Someone once gave me a very fine description of Cary Grant’s attire at a time when the motion-picture star was considered the best dressed man in this country: “I’ve been with Cary Grant a dozen times lately, and when I leave him I have the recollection that he was beautifully dressed. But, for the life of me, I can never remember a single thing he was wearing — his hat, shirt, tie, suit, or anything else.” And that’s what all of us should try to achieve — the impression of being well dressed without wearing any one article that blatantly sticks in a person’s memory.

Being stared at on the boulevard for being “too stiff, too tight or too fashionable” is a sartorial sin for certain. But it’s possible John Bull noticed your quietly distinctive dress and merely made a nod of approval. — CHRISTIAN CHENSVOLD

2 thoughts on “The Eyes Of John Bull

  1. I’m going to do a poor job of paraphrasing him, but the modernist architect Adolf Loos had something to say on this matter. In essence his point was that to be well dressed you have to look roughly like you fit in with the immediate milieu. It’s a slightly depressing, conformist approach, but unless a man wants to make an exhibition of himself it’s probably true – it would be hard not to feel self-conscious in a sports arena while dressed in a three-piece suit, or while in a business meeting while dressed in a frock coat, even though both outfits have much to recommend them.
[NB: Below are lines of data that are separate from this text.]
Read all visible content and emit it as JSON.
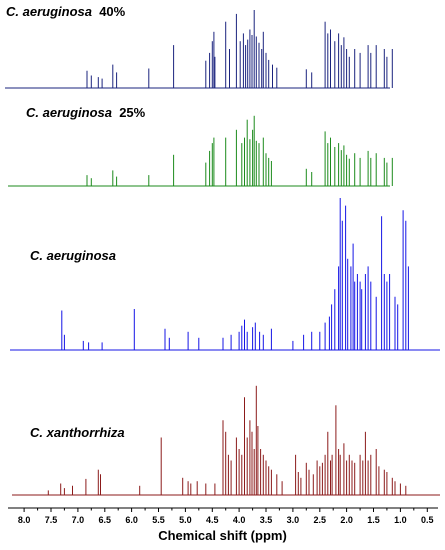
{
  "chart_data": {
    "type": "line",
    "xlabel": "Chemical shift (ppm)",
    "x_reversed": true,
    "xlim": [
      8.3,
      0.3
    ],
    "x_ticks": [
      "8.0",
      "7.5",
      "7.0",
      "6.5",
      "6.0",
      "5.5",
      "5.0",
      "4.5",
      "4.0",
      "3.5",
      "3.0",
      "2.5",
      "2.0",
      "1.5",
      "1.0",
      "0.5"
    ],
    "x_tick_values": [
      8.0,
      7.5,
      7.0,
      6.5,
      6.0,
      5.5,
      5.0,
      4.5,
      4.0,
      3.5,
      3.0,
      2.5,
      2.0,
      1.5,
      1.0,
      0.5
    ],
    "series": [
      {
        "name": "C. aeruginosa 40%",
        "species": "C. aeruginosa",
        "pct": "40%",
        "color": "#1a237e",
        "peaks": [
          [
            6.83,
            0.22
          ],
          [
            6.75,
            0.16
          ],
          [
            6.62,
            0.14
          ],
          [
            6.55,
            0.12
          ],
          [
            6.35,
            0.3
          ],
          [
            6.28,
            0.2
          ],
          [
            5.68,
            0.25
          ],
          [
            5.22,
            0.55
          ],
          [
            4.62,
            0.35
          ],
          [
            4.55,
            0.45
          ],
          [
            4.5,
            0.6
          ],
          [
            4.47,
            0.72
          ],
          [
            4.45,
            0.4
          ],
          [
            4.25,
            0.85
          ],
          [
            4.18,
            0.5
          ],
          [
            4.05,
            0.95
          ],
          [
            3.98,
            0.6
          ],
          [
            3.92,
            0.7
          ],
          [
            3.88,
            0.55
          ],
          [
            3.84,
            0.62
          ],
          [
            3.8,
            0.75
          ],
          [
            3.76,
            0.68
          ],
          [
            3.72,
            1.0
          ],
          [
            3.68,
            0.66
          ],
          [
            3.63,
            0.58
          ],
          [
            3.58,
            0.5
          ],
          [
            3.55,
            0.72
          ],
          [
            3.5,
            0.45
          ],
          [
            3.45,
            0.36
          ],
          [
            3.38,
            0.3
          ],
          [
            3.3,
            0.26
          ],
          [
            2.75,
            0.24
          ],
          [
            2.65,
            0.2
          ],
          [
            2.4,
            0.85
          ],
          [
            2.35,
            0.7
          ],
          [
            2.3,
            0.75
          ],
          [
            2.22,
            0.6
          ],
          [
            2.15,
            0.7
          ],
          [
            2.1,
            0.55
          ],
          [
            2.05,
            0.65
          ],
          [
            2.0,
            0.5
          ],
          [
            1.95,
            0.4
          ],
          [
            1.85,
            0.5
          ],
          [
            1.75,
            0.45
          ],
          [
            1.6,
            0.55
          ],
          [
            1.55,
            0.45
          ],
          [
            1.45,
            0.55
          ],
          [
            1.3,
            0.5
          ],
          [
            1.25,
            0.4
          ],
          [
            1.15,
            0.5
          ]
        ]
      },
      {
        "name": "C. aeruginosa 25%",
        "species": "C. aeruginosa",
        "pct": "25%",
        "color": "#1b8a1b",
        "peaks": [
          [
            6.83,
            0.14
          ],
          [
            6.75,
            0.1
          ],
          [
            6.35,
            0.2
          ],
          [
            6.28,
            0.12
          ],
          [
            5.68,
            0.14
          ],
          [
            5.22,
            0.4
          ],
          [
            4.62,
            0.3
          ],
          [
            4.55,
            0.45
          ],
          [
            4.5,
            0.55
          ],
          [
            4.47,
            0.62
          ],
          [
            4.25,
            0.62
          ],
          [
            4.05,
            0.72
          ],
          [
            3.95,
            0.55
          ],
          [
            3.9,
            0.62
          ],
          [
            3.85,
            0.85
          ],
          [
            3.8,
            0.6
          ],
          [
            3.75,
            0.72
          ],
          [
            3.72,
            0.9
          ],
          [
            3.68,
            0.58
          ],
          [
            3.63,
            0.55
          ],
          [
            3.55,
            0.62
          ],
          [
            3.5,
            0.42
          ],
          [
            3.45,
            0.36
          ],
          [
            3.4,
            0.32
          ],
          [
            2.75,
            0.22
          ],
          [
            2.65,
            0.18
          ],
          [
            2.4,
            0.7
          ],
          [
            2.35,
            0.55
          ],
          [
            2.3,
            0.62
          ],
          [
            2.22,
            0.5
          ],
          [
            2.15,
            0.55
          ],
          [
            2.1,
            0.46
          ],
          [
            2.05,
            0.52
          ],
          [
            2.0,
            0.4
          ],
          [
            1.95,
            0.35
          ],
          [
            1.85,
            0.42
          ],
          [
            1.75,
            0.36
          ],
          [
            1.6,
            0.45
          ],
          [
            1.55,
            0.36
          ],
          [
            1.45,
            0.42
          ],
          [
            1.3,
            0.36
          ],
          [
            1.25,
            0.3
          ],
          [
            1.15,
            0.36
          ]
        ]
      },
      {
        "name": "C. aeruginosa",
        "species": "C. aeruginosa",
        "pct": "",
        "color": "#1414e6",
        "peaks": [
          [
            7.3,
            0.26
          ],
          [
            7.25,
            0.1
          ],
          [
            6.9,
            0.06
          ],
          [
            6.8,
            0.05
          ],
          [
            6.55,
            0.05
          ],
          [
            5.95,
            0.27
          ],
          [
            5.38,
            0.14
          ],
          [
            5.3,
            0.08
          ],
          [
            4.95,
            0.12
          ],
          [
            4.75,
            0.08
          ],
          [
            4.3,
            0.08
          ],
          [
            4.15,
            0.1
          ],
          [
            4.0,
            0.12
          ],
          [
            3.95,
            0.16
          ],
          [
            3.9,
            0.2
          ],
          [
            3.85,
            0.12
          ],
          [
            3.75,
            0.15
          ],
          [
            3.7,
            0.18
          ],
          [
            3.62,
            0.12
          ],
          [
            3.55,
            0.1
          ],
          [
            3.4,
            0.14
          ],
          [
            3.0,
            0.06
          ],
          [
            2.8,
            0.1
          ],
          [
            2.65,
            0.12
          ],
          [
            2.5,
            0.12
          ],
          [
            2.4,
            0.18
          ],
          [
            2.32,
            0.22
          ],
          [
            2.28,
            0.3
          ],
          [
            2.22,
            0.4
          ],
          [
            2.15,
            0.55
          ],
          [
            2.12,
            1.0
          ],
          [
            2.08,
            0.85
          ],
          [
            2.02,
            0.95
          ],
          [
            1.98,
            0.6
          ],
          [
            1.92,
            0.55
          ],
          [
            1.88,
            0.7
          ],
          [
            1.85,
            0.45
          ],
          [
            1.8,
            0.5
          ],
          [
            1.75,
            0.45
          ],
          [
            1.72,
            0.4
          ],
          [
            1.65,
            0.5
          ],
          [
            1.6,
            0.55
          ],
          [
            1.55,
            0.45
          ],
          [
            1.45,
            0.35
          ],
          [
            1.35,
            0.88
          ],
          [
            1.3,
            0.5
          ],
          [
            1.25,
            0.45
          ],
          [
            1.2,
            0.5
          ],
          [
            1.1,
            0.35
          ],
          [
            1.05,
            0.3
          ],
          [
            0.95,
            0.92
          ],
          [
            0.9,
            0.85
          ],
          [
            0.85,
            0.55
          ]
        ]
      },
      {
        "name": "C. xanthorrhiza",
        "species": "C. xanthorrhiza",
        "pct": "",
        "color": "#8b1a1a",
        "peaks": [
          [
            7.55,
            0.04
          ],
          [
            7.32,
            0.1
          ],
          [
            7.25,
            0.06
          ],
          [
            7.1,
            0.08
          ],
          [
            6.85,
            0.14
          ],
          [
            6.62,
            0.22
          ],
          [
            6.58,
            0.18
          ],
          [
            5.85,
            0.08
          ],
          [
            5.45,
            0.5
          ],
          [
            5.05,
            0.15
          ],
          [
            4.95,
            0.12
          ],
          [
            4.9,
            0.1
          ],
          [
            4.78,
            0.12
          ],
          [
            4.62,
            0.1
          ],
          [
            4.45,
            0.1
          ],
          [
            4.3,
            0.65
          ],
          [
            4.25,
            0.55
          ],
          [
            4.2,
            0.35
          ],
          [
            4.15,
            0.3
          ],
          [
            4.05,
            0.5
          ],
          [
            4.0,
            0.4
          ],
          [
            3.95,
            0.35
          ],
          [
            3.9,
            0.85
          ],
          [
            3.85,
            0.5
          ],
          [
            3.8,
            0.65
          ],
          [
            3.76,
            0.55
          ],
          [
            3.72,
            0.4
          ],
          [
            3.68,
            0.95
          ],
          [
            3.65,
            0.6
          ],
          [
            3.6,
            0.4
          ],
          [
            3.55,
            0.35
          ],
          [
            3.5,
            0.3
          ],
          [
            3.45,
            0.25
          ],
          [
            3.4,
            0.22
          ],
          [
            3.3,
            0.18
          ],
          [
            3.2,
            0.12
          ],
          [
            2.95,
            0.35
          ],
          [
            2.9,
            0.2
          ],
          [
            2.85,
            0.15
          ],
          [
            2.75,
            0.28
          ],
          [
            2.7,
            0.22
          ],
          [
            2.62,
            0.18
          ],
          [
            2.55,
            0.3
          ],
          [
            2.5,
            0.25
          ],
          [
            2.45,
            0.28
          ],
          [
            2.4,
            0.35
          ],
          [
            2.35,
            0.55
          ],
          [
            2.3,
            0.3
          ],
          [
            2.27,
            0.35
          ],
          [
            2.2,
            0.78
          ],
          [
            2.15,
            0.4
          ],
          [
            2.12,
            0.35
          ],
          [
            2.05,
            0.45
          ],
          [
            2.0,
            0.3
          ],
          [
            1.95,
            0.35
          ],
          [
            1.9,
            0.3
          ],
          [
            1.85,
            0.28
          ],
          [
            1.75,
            0.35
          ],
          [
            1.7,
            0.3
          ],
          [
            1.65,
            0.55
          ],
          [
            1.6,
            0.3
          ],
          [
            1.55,
            0.35
          ],
          [
            1.45,
            0.4
          ],
          [
            1.4,
            0.25
          ],
          [
            1.3,
            0.22
          ],
          [
            1.25,
            0.2
          ],
          [
            1.15,
            0.15
          ],
          [
            1.1,
            0.12
          ],
          [
            1.0,
            0.1
          ],
          [
            0.9,
            0.08
          ]
        ]
      }
    ]
  }
}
    However, once we’ve dispensed with the retro-centrics that leaves the much thornier issue of taste, which isn’t an easy that it’s easy to build a consensus around.
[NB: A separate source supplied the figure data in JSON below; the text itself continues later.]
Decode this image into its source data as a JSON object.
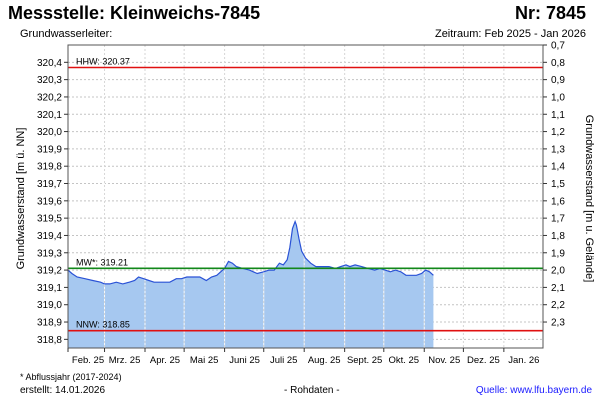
{
  "header": {
    "title": "Messstelle: Kleinweichs-7845",
    "nr": "Nr: 7845",
    "subtitle": "Grundwasserleiter:",
    "period": "Zeitraum: Feb 2025 - Jan 2026"
  },
  "footer": {
    "footnote": "* Abflussjahr (2017-2024)",
    "created": "erstellt:  14.01.2026",
    "rohdaten": "- Rohdaten -",
    "source": "Quelle: www.lfu.bayern.de"
  },
  "colors": {
    "fill": "#a6c8f0",
    "line": "#2a52d6",
    "hhw_nnw": "#e01010",
    "mw": "#12881a",
    "grid": "#c4c4c4"
  },
  "chart_data": {
    "type": "area",
    "ylabel": "Grundwasserstand [m ü. NN]",
    "ylabel_right": "Grundwasserstand [m u. Gelände]",
    "ylim": [
      318.75,
      320.5
    ],
    "yticks": [
      "320,4",
      "320,3",
      "320,2",
      "320,1",
      "320,0",
      "319,9",
      "319,8",
      "319,7",
      "319,6",
      "319,5",
      "319,4",
      "319,3",
      "319,2",
      "319,1",
      "319,0",
      "318,9",
      "318,8"
    ],
    "ytick_values": [
      320.4,
      320.3,
      320.2,
      320.1,
      320.0,
      319.9,
      319.8,
      319.7,
      319.6,
      319.5,
      319.4,
      319.3,
      319.2,
      319.1,
      319.0,
      318.9,
      318.8
    ],
    "ylim_right": [
      2.45,
      0.7
    ],
    "yticks_right": [
      "0,7",
      "0,8",
      "0,9",
      "1,0",
      "1,1",
      "1,2",
      "1,3",
      "1,4",
      "1,5",
      "1,6",
      "1,7",
      "1,8",
      "1,9",
      "2,0",
      "2,1",
      "2,2",
      "2,3"
    ],
    "ytick_values_right": [
      0.7,
      0.8,
      0.9,
      1.0,
      1.1,
      1.2,
      1.3,
      1.4,
      1.5,
      1.6,
      1.7,
      1.8,
      1.9,
      2.0,
      2.1,
      2.2,
      2.3
    ],
    "xlim": [
      "2025-02-01",
      "2026-01-31"
    ],
    "xticks": [
      "Feb. 25",
      "Mrz. 25",
      "Apr. 25",
      "Mai 25",
      "Juni 25",
      "Juli 25",
      "Aug. 25",
      "Sept. 25",
      "Okt. 25",
      "Nov. 25",
      "Dez. 25",
      "Jan. 26"
    ],
    "xtick_dates": [
      "2025-02-01",
      "2025-03-01",
      "2025-04-01",
      "2025-05-01",
      "2025-06-01",
      "2025-07-01",
      "2025-08-01",
      "2025-09-01",
      "2025-10-01",
      "2025-11-01",
      "2025-12-01",
      "2026-01-01"
    ],
    "grid": true,
    "reference_lines": [
      {
        "label": "HHW: 320.37",
        "value": 320.37,
        "color": "#e01010"
      },
      {
        "label": "MW*: 319.21",
        "value": 319.21,
        "color": "#12881a"
      },
      {
        "label": "NNW: 318.85",
        "value": 318.85,
        "color": "#e01010"
      }
    ],
    "series": [
      {
        "points": [
          [
            "2025-02-01",
            319.2
          ],
          [
            "2025-02-04",
            319.18
          ],
          [
            "2025-02-08",
            319.16
          ],
          [
            "2025-02-14",
            319.15
          ],
          [
            "2025-02-20",
            319.14
          ],
          [
            "2025-02-26",
            319.13
          ],
          [
            "2025-03-01",
            319.12
          ],
          [
            "2025-03-05",
            319.12
          ],
          [
            "2025-03-10",
            319.13
          ],
          [
            "2025-03-15",
            319.12
          ],
          [
            "2025-03-20",
            319.13
          ],
          [
            "2025-03-24",
            319.14
          ],
          [
            "2025-03-27",
            319.16
          ],
          [
            "2025-03-31",
            319.15
          ],
          [
            "2025-04-04",
            319.14
          ],
          [
            "2025-04-08",
            319.13
          ],
          [
            "2025-04-12",
            319.13
          ],
          [
            "2025-04-16",
            319.13
          ],
          [
            "2025-04-20",
            319.13
          ],
          [
            "2025-04-25",
            319.15
          ],
          [
            "2025-04-29",
            319.15
          ],
          [
            "2025-05-03",
            319.16
          ],
          [
            "2025-05-08",
            319.16
          ],
          [
            "2025-05-13",
            319.16
          ],
          [
            "2025-05-18",
            319.14
          ],
          [
            "2025-05-22",
            319.16
          ],
          [
            "2025-05-26",
            319.17
          ],
          [
            "2025-05-29",
            319.19
          ],
          [
            "2025-06-01",
            319.21
          ],
          [
            "2025-06-04",
            319.25
          ],
          [
            "2025-06-07",
            319.24
          ],
          [
            "2025-06-10",
            319.22
          ],
          [
            "2025-06-15",
            319.21
          ],
          [
            "2025-06-20",
            319.2
          ],
          [
            "2025-06-26",
            319.18
          ],
          [
            "2025-07-01",
            319.19
          ],
          [
            "2025-07-05",
            319.2
          ],
          [
            "2025-07-09",
            319.2
          ],
          [
            "2025-07-13",
            319.24
          ],
          [
            "2025-07-16",
            319.23
          ],
          [
            "2025-07-19",
            319.26
          ],
          [
            "2025-07-21",
            319.33
          ],
          [
            "2025-07-23",
            319.44
          ],
          [
            "2025-07-25",
            319.48
          ],
          [
            "2025-07-26",
            319.46
          ],
          [
            "2025-07-28",
            319.38
          ],
          [
            "2025-07-30",
            319.31
          ],
          [
            "2025-08-02",
            319.27
          ],
          [
            "2025-08-06",
            319.24
          ],
          [
            "2025-08-10",
            319.22
          ],
          [
            "2025-08-15",
            319.22
          ],
          [
            "2025-08-20",
            319.22
          ],
          [
            "2025-08-25",
            319.21
          ],
          [
            "2025-08-29",
            319.22
          ],
          [
            "2025-09-02",
            319.23
          ],
          [
            "2025-09-05",
            319.22
          ],
          [
            "2025-09-09",
            319.23
          ],
          [
            "2025-09-14",
            319.22
          ],
          [
            "2025-09-19",
            319.21
          ],
          [
            "2025-09-24",
            319.2
          ],
          [
            "2025-09-28",
            319.21
          ],
          [
            "2025-10-02",
            319.2
          ],
          [
            "2025-10-06",
            319.19
          ],
          [
            "2025-10-10",
            319.2
          ],
          [
            "2025-10-14",
            319.19
          ],
          [
            "2025-10-18",
            319.17
          ],
          [
            "2025-10-22",
            319.17
          ],
          [
            "2025-10-26",
            319.17
          ],
          [
            "2025-10-30",
            319.18
          ],
          [
            "2025-11-02",
            319.2
          ],
          [
            "2025-11-05",
            319.19
          ],
          [
            "2025-11-08",
            319.17
          ]
        ]
      }
    ]
  }
}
  2. Absolutely, but don’t you think that, as the OP points out, that might have been more the case at a time, such as when Loos was writing, when men wore three-piece suits to spectate football games? I think even a huge fan of theatrical, demonstrative dress like myself would agree that someone at a business meeting in a frock coat is interestingly, perhaps admirably dressed but not “well dressed” and certainly does not fit in. Still, that implies that if you wear long trousers and tuck your shirt in outside of a business meeting for six months of the year, in most locales, you are too formally dressed to “fit in” and I think we would all disagree with that.
    One of the main problems with current discussions about ‘style’ and dandyism’ is that almost everyone commits errors of conflation whereby ‘dandy’ is more or less equivalent to ‘gentleman’ or ‘decent chap’ I think an even cursory knowledge of the personal lives of some of the iconic dandies would contradict that idea. A dandy OF COURSE really wishes to stand out sartorially, pace Beau; a proper gentleman: never. Nor is every well-dressed man a dandy let alone every dandyish outfit in great taste – if by great taste we mean something unobtrusive.